Payer pour représenter son pays

JEUX PARALYMPIQUES. L’athlète en fauteuil roulant, Charles Moreau, était là. Durant toute la journée samedi, il était au IGA Raymond Martin pour son lave-o-thon avec lequel il espérait récolter les 7000 $ dont il avait besoin pour se payer une fourche en carbone pour les Jeux paralympiques. À la fin de la journée, il avait amassé 5500 $. Le reste de la somme, il la payera de sa poche. Encore.

Bien qu’il soit l’un des meilleurs de son sport, Charles Moreau doit payer pour représenter son pays. Il participera à l’épreuve du contre-la-montre et à la course sur route. Pour la première discipline, son vélo lui a coûté 14 000 $. Pour la seconde discipline, son équipement a nécessité un investissement de quelque 20 000 $.

«L’équipe canadienne ne paye pas pour les autres. Pourquoi payerait-il pour moi», a lancé l’homme de 34 ans. Depuis le début de sa carrière en paralympique, il estime ses dépenses à 60 000 $. Devenu paraplégique à la suite d’un accident de voiture en janvier 2008, l’argent qu’il reçoit de l’Assurance automobile du Québec (SAAQ) après son accident aide à payer une partie de sa carrière d’athlète.

S’il décroche l’or aux Jeux paralympiques, Moreau sait qu’il ne pourra jamais recevoir assez d’argent de la part de commanditaires pour espérer s’entraîner et ne plus avoir à se soucier de faire des campagnes de financement.

«Même si je finis par être premier, je vais peut-être recevoir 30% de ce dont j’ai besoin», dit-il à propos de la somme d’argent qu’il réussirait à récolter avec des commanditaires afin de payer les frais liés à son entraînement.

Il le sait, car d’autres avant lui sont déjà passés par là. En résumé, les campagnes de financement deviennent capitales, et ce, peu importe les résultats qu’il obtiendra dans quelques semaines.

Convaincre le ministre

Au début de sa carrière en paralympique en 2009, Moreau était un athlète en paratriathlon et c’était pour des raisons financières qu’il s’est tourné vers le paracyclisme quatre ans plus tard.

Les raisons financières auxquelles il a fait mention à quelques reprises dans les médias sont simples. Les athlètes en paratriathlon ne recevaient pas d’aide de la part du gouvernement puis que cette discipline ne figurait pas, à l’époque, aux Jeux paralympiques.

Par contre, ce que l’histoire ne révèle pas, c’est qu’en 2010, alors qu’il était un paratriathlète, il a dû convaincre le ministère de l’Éducation, du Loisir et du Sport qu’il était un véritable athlète admissible au crédit d’impôt.

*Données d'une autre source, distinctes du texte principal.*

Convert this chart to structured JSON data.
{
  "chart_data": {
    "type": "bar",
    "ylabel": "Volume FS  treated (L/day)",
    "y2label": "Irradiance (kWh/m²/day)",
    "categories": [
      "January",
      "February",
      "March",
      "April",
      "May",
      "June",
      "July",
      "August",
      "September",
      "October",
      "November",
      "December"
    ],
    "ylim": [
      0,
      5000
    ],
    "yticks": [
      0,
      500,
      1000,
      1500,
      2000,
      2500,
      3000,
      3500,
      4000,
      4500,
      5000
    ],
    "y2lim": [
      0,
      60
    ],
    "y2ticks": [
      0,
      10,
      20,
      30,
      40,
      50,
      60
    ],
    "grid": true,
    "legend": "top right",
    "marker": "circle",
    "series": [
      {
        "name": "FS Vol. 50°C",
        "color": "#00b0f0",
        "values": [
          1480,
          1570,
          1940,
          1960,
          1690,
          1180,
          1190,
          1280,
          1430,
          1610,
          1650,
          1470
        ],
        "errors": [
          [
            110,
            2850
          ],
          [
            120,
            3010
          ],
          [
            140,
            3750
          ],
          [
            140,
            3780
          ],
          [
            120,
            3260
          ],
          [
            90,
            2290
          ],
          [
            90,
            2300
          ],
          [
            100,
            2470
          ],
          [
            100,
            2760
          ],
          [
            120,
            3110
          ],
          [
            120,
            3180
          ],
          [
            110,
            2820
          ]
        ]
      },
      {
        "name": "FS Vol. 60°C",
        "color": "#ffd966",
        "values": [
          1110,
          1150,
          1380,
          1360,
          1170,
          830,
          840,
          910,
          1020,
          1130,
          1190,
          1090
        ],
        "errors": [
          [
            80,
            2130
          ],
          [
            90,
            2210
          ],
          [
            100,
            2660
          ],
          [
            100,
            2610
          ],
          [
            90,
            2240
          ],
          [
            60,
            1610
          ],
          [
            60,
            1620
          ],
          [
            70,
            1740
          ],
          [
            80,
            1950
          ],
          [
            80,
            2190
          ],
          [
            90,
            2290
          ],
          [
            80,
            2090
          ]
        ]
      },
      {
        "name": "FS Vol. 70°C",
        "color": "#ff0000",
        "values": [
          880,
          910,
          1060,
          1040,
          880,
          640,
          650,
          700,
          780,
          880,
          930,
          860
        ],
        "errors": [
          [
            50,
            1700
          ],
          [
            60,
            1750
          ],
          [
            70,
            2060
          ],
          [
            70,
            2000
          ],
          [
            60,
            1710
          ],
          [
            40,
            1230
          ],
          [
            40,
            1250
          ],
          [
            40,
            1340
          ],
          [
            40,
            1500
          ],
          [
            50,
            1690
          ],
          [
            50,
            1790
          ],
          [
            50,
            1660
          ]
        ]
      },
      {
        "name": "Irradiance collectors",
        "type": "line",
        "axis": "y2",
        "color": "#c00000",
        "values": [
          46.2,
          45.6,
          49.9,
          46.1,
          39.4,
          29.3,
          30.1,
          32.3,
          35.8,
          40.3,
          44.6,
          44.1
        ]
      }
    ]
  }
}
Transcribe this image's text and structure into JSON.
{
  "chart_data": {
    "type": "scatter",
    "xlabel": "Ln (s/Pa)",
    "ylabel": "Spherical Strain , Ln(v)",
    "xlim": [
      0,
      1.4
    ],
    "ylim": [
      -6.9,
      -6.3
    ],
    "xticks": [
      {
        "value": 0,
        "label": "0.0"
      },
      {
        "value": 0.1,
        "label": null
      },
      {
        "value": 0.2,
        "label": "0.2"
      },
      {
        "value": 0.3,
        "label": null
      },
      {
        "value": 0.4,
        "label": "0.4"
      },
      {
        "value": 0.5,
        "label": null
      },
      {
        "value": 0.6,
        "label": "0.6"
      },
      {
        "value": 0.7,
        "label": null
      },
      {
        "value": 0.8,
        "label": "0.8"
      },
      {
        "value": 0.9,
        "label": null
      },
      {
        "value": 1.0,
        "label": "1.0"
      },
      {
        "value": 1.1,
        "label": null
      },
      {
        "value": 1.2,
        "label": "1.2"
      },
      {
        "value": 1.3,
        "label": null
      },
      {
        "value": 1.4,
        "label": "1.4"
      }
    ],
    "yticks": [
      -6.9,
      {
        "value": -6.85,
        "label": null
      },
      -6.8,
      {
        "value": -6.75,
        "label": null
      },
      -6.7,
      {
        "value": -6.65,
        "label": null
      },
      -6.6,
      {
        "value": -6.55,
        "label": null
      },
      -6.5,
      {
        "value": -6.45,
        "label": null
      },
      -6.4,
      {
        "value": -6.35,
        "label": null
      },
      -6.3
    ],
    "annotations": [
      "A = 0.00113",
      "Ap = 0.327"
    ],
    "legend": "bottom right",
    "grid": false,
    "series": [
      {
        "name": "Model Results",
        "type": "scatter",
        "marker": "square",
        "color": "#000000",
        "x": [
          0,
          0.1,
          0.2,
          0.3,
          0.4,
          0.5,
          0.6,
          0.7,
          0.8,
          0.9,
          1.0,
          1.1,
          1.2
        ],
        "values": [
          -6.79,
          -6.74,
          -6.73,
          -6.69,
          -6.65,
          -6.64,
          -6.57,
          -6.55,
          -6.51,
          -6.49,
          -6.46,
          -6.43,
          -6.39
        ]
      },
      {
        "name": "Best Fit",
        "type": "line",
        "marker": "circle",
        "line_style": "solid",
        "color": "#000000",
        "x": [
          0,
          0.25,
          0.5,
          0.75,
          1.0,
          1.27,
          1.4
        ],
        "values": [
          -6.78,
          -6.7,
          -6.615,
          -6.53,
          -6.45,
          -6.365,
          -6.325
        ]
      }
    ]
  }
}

Les athlètes classés excellence et élite ont un crédit d’impôt de 4000 $ tandis que ceux qualifiés de la relève ont 2000 $ de moins.

À force de ténacité et de persévérance, il a finalement obtenu son crédit d’impôt d’excellence au niveau provincial. Mais ce crédit d’impôt, Moreau ne l’a eu qu’en 2010. Les nombreux changements au sein du gouvernement ont fait en sorte qu’il n’a pas été en mesure de le recevoir en 2011 et en 2012.

Pourtant, il avait encore une fois obtenu d’excellents résultats lors de ses compétitions. C’est alors qu’en 2013, il a décidé de devenir paracycliste et, cette fois, il a eu son brevet élite, mais uniquement pour la moitié de l’année puisqu’un autre athlète n’était plus en mesure de le recevoir.

Réellement un meilleur soutien technique?

Les performances du Victoriavillois sont excellentes depuis 2015. Il a terminé troisième à deux reprises au contre-la-montre lors des Coupes du monde en plus de ses troisièmes places aux Jeux Parapanaméricains au contre-la-montre et en course sur route. Plus tôt cette année, il est monté sur la plus haute marche du podium lors d’une Coupe du monde au contre-la-montre et il a aussi pris le quatrième échelon à la course sur route.

Tout ça a fait de lui un espoir de médaille pour les Jeux paralympiques.

Résultat, il a pu bénéficier d’un meilleur soutien technique de la part de l’équipe canadienne de paracyclisme. Or, il a constaté que ce soutien technique n’était pas très différent de celui que recevaient déjà les autres athlètes canadiens.

«Ce n’est pas si hot que ça», s’est contenté de dire Moreau, qui sait qu’il ne faut pas mordre la main qui le nourrit.